1. H3O= 10^4.9=1.25*10^-5
2. OH= 14- 4.9= 9.1

ignore this. I saw your earlier post thank you.

Thanks for letting me know.

To calculate the concentration of H3O+ (hydronium ions) and OH- (hydroxide ions) in a solution with a pH of 4.9, you can use the formula:

pH = -log[H3O+]

To find the concentration of H3O+:

1. Take the antilog of the pH value: H3O+ = 10^(-pH)

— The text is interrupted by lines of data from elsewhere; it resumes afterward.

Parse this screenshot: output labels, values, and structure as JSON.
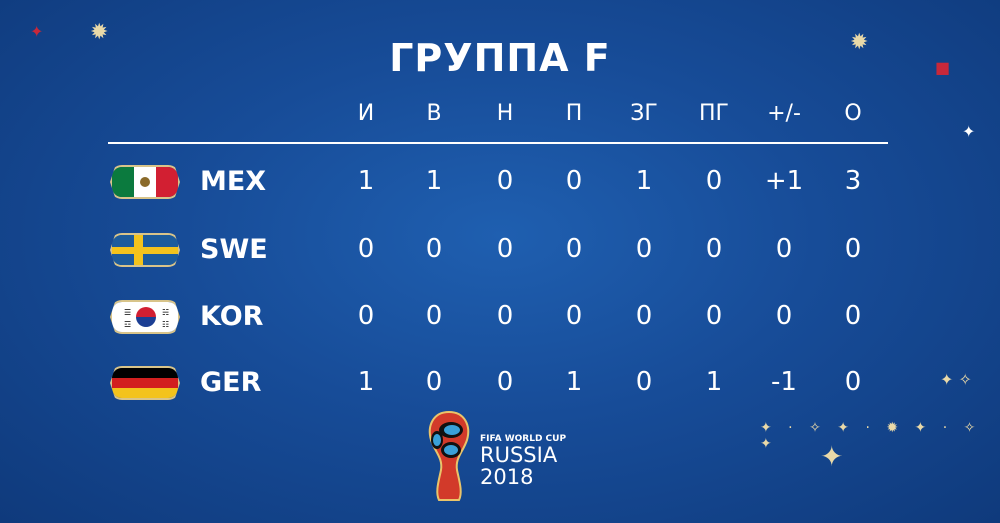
{
  "title": "ГРУППА F",
  "columns": [
    "И",
    "В",
    "Н",
    "П",
    "ЗГ",
    "ПГ",
    "+/-",
    "О"
  ],
  "rows": [
    {
      "team": "MEX",
      "flag": "mexico-flag",
      "values": [
        "1",
        "1",
        "0",
        "0",
        "1",
        "0",
        "+1",
        "3"
      ]
    },
    {
      "team": "SWE",
      "flag": "sweden-flag",
      "values": [
        "0",
        "0",
        "0",
        "0",
        "0",
        "0",
        "0",
        "0"
      ]
    },
    {
      "team": "KOR",
      "flag": "korea-flag",
      "values": [
        "0",
        "0",
        "0",
        "0",
        "0",
        "0",
        "0",
        "0"
      ]
    },
    {
      "team": "GER",
      "flag": "germany-flag",
      "values": [
        "1",
        "0",
        "0",
        "1",
        "0",
        "1",
        "-1",
        "0"
      ]
    }
  ],
  "logo": {
    "line1": "FIFA WORLD CUP",
    "line2": "RUSSIA",
    "line3": "2018"
  },
  "colors": {
    "background": "#174c98",
    "text": "#ffffff",
    "accent": "#e9d9a8"
  }
}
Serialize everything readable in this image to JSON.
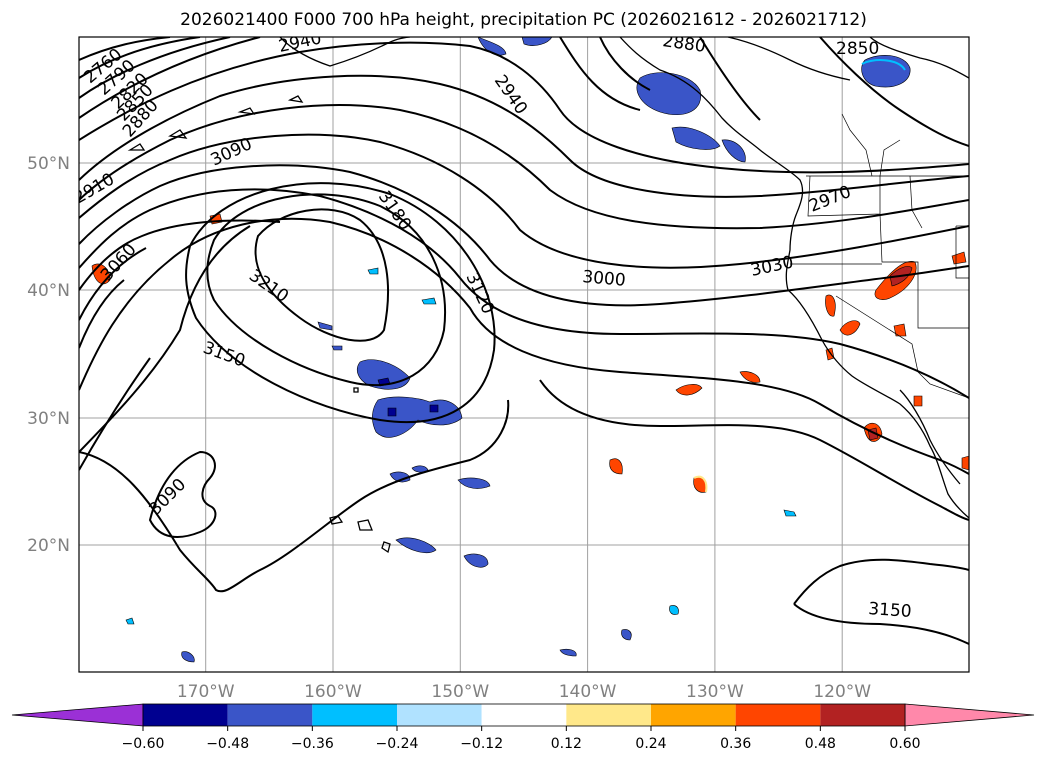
{
  "title": "2026021400 F000 700 hPa height, precipitation PC (2026021612 - 2026021712)",
  "map": {
    "lat_labels": [
      {
        "text": "50°N",
        "lat": 50
      },
      {
        "text": "40°N",
        "lat": 40
      },
      {
        "text": "30°N",
        "lat": 30
      },
      {
        "text": "20°N",
        "lat": 20
      }
    ],
    "lon_labels": [
      {
        "text": "170°W",
        "lon": -170
      },
      {
        "text": "160°W",
        "lon": -160
      },
      {
        "text": "150°W",
        "lon": -150
      },
      {
        "text": "140°W",
        "lon": -140
      },
      {
        "text": "130°W",
        "lon": -130
      },
      {
        "text": "120°W",
        "lon": -120
      }
    ],
    "grid": true,
    "contour_labels": [
      "2760",
      "2790",
      "2820",
      "2850",
      "2880",
      "2910",
      "2940",
      "3090",
      "3060",
      "3180",
      "3210",
      "3150",
      "3120",
      "3000",
      "3030",
      "2970",
      "2850",
      "2880",
      "3090",
      "3150"
    ],
    "colors": {
      "contour": "#000000",
      "grid": "#a0a0a0",
      "coast": "#000000"
    }
  },
  "colorbar": {
    "ticks": [
      "−0.60",
      "−0.48",
      "−0.36",
      "−0.24",
      "−0.12",
      "0.12",
      "0.24",
      "0.36",
      "0.48",
      "0.60"
    ],
    "colors": [
      "#9b30d6",
      "#000090",
      "#3a55c8",
      "#00bfff",
      "#b0e2ff",
      "#ffffff",
      "#ffe88a",
      "#ffa500",
      "#ff4500",
      "#b22222",
      "#ff88aa"
    ]
  }
}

In this case, the pH is 4.9, so the concentration of H3O+ becomes:

H3O+ = 10^(4.9) = 1.25 * 10^(-5) mol/L

To find the concentration of OH-:

1. Use the fact that in pure water, the product of the concentration of H3O+ and OH- ions is always equal to 1 x 10^(-14) at 25°C, as expressed in the equation: [H3O+][OH-] = 1 x 10^(-14)

2. Rearrange the equation to solve for OH-: OH- = 1 x 10^(-14) / H3O+

In this case, we can substitute the concentration of H3O+ we calculated earlier:

OH- = 1 x 10^(-14) / (1.25 * 10^(-5))
= 8 x 10^8 mol/L

Therefore, the concentration of H3O+ is 1.25 * 10^(-5) mol/L, and the concentration of OH- is 8 x 10^8 mol/L.